13 Worst Moms to Ever Exist in Fiction

Just like in real life, parents in movies, books, and TV shows can change the path their kids take in a heartbeat. Just in time for Mother’s Day, here are a few examples from literature and pop culture of stories where the mothers don’t have such a positive influence on their kids.

Joan Crawford in Mommie Dearest  

One of the very first celebrity tell-all books, Mommie Dearest, was written by Christina Crawford, the adoptive daughter of star actress Joan Crawford. In the ensuing movie based on the book, the “character” of Joan Crawford was made famous by actress Faye Dunaway. In the book, Christina recounts that her mother often spoke about how she only adopted her and her brother Christopher as a press stunt. According to her daughter, Crawford had uncountable affairs with both men and women, and kept her children at arm’s length for most of their childhoods by sending them to boarding schools.

Mary Jones from Precious

Although it can be said that the character of Mary Jones from the novel Push by Sapphire (who was played to perfection by Mo’Nique in the movie version) is a product of a broken welfare system, there’s a lot more to her character than that. In the small apartment where she lives with her daughter Precious and her grandchildren, she rules the roost and refuses to submit to any competition. Many times in both the book and movie, she abuses Precious for wanting to attend an alternative school where she would have been given extra assistance, focusing instead on the fact that new people coming into the house could jeopardise her welfare cheques.

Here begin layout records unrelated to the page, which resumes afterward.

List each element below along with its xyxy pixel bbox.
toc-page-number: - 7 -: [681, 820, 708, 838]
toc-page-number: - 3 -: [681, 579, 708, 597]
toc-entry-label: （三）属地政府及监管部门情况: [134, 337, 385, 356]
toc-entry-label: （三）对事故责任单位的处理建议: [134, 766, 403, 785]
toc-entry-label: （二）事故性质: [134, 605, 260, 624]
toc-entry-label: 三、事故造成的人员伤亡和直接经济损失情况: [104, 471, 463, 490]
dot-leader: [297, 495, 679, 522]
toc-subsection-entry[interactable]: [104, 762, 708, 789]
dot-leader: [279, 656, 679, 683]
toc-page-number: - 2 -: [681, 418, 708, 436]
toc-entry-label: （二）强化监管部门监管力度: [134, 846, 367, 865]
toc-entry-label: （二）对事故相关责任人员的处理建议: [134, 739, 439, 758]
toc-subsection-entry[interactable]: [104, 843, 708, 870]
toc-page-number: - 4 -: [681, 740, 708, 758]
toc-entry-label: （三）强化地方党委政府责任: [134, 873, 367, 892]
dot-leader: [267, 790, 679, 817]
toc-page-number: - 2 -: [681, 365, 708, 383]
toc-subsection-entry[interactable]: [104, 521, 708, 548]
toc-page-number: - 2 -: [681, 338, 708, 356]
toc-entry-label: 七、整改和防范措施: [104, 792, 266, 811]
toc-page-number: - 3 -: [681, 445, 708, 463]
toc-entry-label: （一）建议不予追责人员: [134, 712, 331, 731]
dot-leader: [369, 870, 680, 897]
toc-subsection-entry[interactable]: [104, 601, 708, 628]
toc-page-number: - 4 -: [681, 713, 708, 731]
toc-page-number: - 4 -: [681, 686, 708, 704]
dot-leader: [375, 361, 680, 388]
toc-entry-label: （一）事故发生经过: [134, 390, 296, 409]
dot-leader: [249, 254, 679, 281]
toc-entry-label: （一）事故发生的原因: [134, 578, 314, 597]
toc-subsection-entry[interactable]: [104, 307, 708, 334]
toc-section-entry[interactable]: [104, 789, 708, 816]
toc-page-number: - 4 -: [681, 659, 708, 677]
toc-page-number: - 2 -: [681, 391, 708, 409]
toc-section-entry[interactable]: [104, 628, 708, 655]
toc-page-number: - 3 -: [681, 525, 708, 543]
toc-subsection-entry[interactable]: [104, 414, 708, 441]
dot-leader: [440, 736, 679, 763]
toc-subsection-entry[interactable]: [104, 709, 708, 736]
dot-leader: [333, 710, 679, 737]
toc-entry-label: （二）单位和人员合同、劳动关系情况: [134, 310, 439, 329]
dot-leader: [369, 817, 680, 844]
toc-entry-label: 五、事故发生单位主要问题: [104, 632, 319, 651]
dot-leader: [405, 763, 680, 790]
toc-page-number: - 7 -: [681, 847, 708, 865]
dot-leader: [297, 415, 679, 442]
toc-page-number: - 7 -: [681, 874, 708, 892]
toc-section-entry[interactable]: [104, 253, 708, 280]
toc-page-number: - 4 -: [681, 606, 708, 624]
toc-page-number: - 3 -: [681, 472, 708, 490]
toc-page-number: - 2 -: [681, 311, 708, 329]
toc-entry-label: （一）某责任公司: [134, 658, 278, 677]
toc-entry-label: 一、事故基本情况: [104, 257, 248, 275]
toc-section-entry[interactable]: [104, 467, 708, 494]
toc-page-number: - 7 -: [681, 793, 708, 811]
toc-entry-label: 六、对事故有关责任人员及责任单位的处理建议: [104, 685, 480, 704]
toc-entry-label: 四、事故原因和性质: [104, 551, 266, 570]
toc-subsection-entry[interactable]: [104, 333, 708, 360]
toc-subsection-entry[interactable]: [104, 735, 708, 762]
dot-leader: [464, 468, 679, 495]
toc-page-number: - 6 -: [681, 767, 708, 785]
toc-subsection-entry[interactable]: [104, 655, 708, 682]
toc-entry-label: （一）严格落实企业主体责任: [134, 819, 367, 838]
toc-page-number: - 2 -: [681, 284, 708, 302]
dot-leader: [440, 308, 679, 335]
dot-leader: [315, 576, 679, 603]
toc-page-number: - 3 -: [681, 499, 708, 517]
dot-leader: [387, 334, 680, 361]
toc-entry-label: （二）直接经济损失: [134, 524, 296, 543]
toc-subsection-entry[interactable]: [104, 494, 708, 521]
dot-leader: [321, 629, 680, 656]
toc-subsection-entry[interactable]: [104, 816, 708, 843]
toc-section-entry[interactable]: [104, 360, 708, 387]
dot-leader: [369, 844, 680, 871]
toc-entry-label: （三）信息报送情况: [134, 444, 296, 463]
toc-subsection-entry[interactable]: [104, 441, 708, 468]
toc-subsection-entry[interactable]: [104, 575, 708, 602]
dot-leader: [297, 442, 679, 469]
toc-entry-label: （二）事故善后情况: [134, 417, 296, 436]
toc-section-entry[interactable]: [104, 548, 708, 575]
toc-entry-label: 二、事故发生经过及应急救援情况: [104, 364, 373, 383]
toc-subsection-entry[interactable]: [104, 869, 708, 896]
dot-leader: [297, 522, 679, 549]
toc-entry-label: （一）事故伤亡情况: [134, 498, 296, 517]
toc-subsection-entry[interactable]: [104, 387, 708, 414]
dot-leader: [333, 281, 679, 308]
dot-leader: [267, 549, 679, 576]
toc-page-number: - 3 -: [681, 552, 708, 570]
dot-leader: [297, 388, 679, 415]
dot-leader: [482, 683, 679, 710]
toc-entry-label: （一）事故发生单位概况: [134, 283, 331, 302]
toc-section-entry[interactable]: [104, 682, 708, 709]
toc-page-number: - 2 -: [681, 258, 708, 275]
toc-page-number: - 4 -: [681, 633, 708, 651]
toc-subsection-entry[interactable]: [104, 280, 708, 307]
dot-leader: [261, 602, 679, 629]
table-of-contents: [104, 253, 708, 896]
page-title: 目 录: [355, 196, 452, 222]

Medea from Medea by Euripides

Medea is a key figure in Greek mythology. As the first wife of Jason (of Jason and the Argonauts fame), she was renowned as a brilliant sorceress. You’d think with this reputation, Jason would know not to mess with her, but apparently his love for his new wife Glauce clouded his judgement.

After he came home from one of his adventures and told Medea that he was leaving her in favor of the younger Glauce, Medea took revenge by killing her and Jason’s two children. At least, that’s how Greek tragedian Euripides tells the story. There are countless versions of the myth, but none of them characterise Medea as a remotely loving mother.